Nematalosa flyensis
- Conservation status: Data Deficient (IUCN 3.1)

Scientific classification
- Kingdom: Animalia
- Phylum: Chordata
- Class: Actinopterygii
- Order: Clupeiformes
- Family: Dorosomatidae
- Genus: Nematalosa
- Species: N. flyensis
- Binomial name: Nematalosa flyensis Wongratana, 1983

= Nematalosa flyensis =

- Authority: Wongratana, 1983
- Conservation status: DD

Species of fish

Nematalosa flyensis, the Fly River gizzard or Fly River gizzard shad, is a species of freshwater ray-finned fish within the family Clupeidae.

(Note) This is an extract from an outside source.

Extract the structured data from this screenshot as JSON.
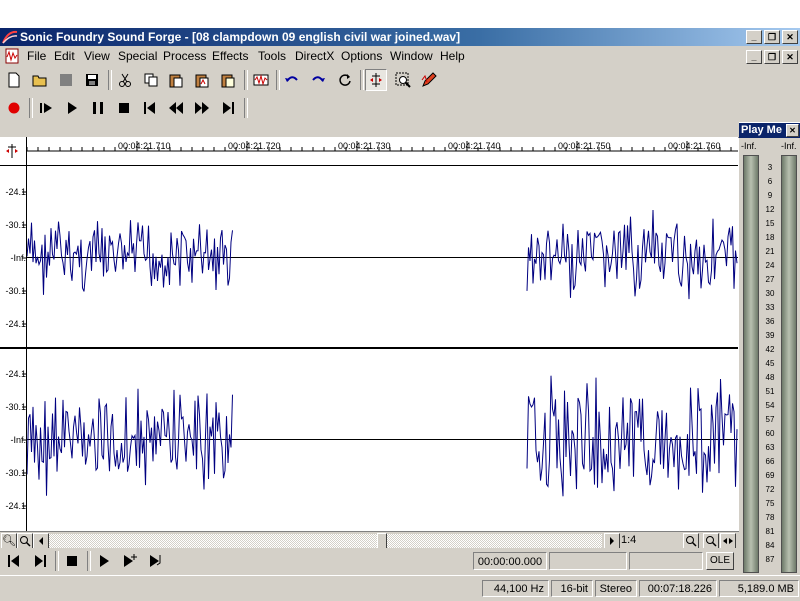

The species is endemic to New Guinea, and is only known to inhabit the Fly River, including its tributary Strickland River.

== Biology ==
Nematalosa flyensis inhabits rivers and floodplains at depths down to 50 meters, but is not known if it also inhabits estuaries. Individuals are known to grow as big as 22.2 cm in standard length.

== Conservation ==
Nematalosa flyensis has been classified as 'Data deficient' by the IUCN Red List. Little is known about the population and threats of the species, and since its endemic to a single river system it could be susceptible to degradation, droughts, algal blooms and fishing, although whether these greatly impact the species is unknown. No conservation efforts have been made so far.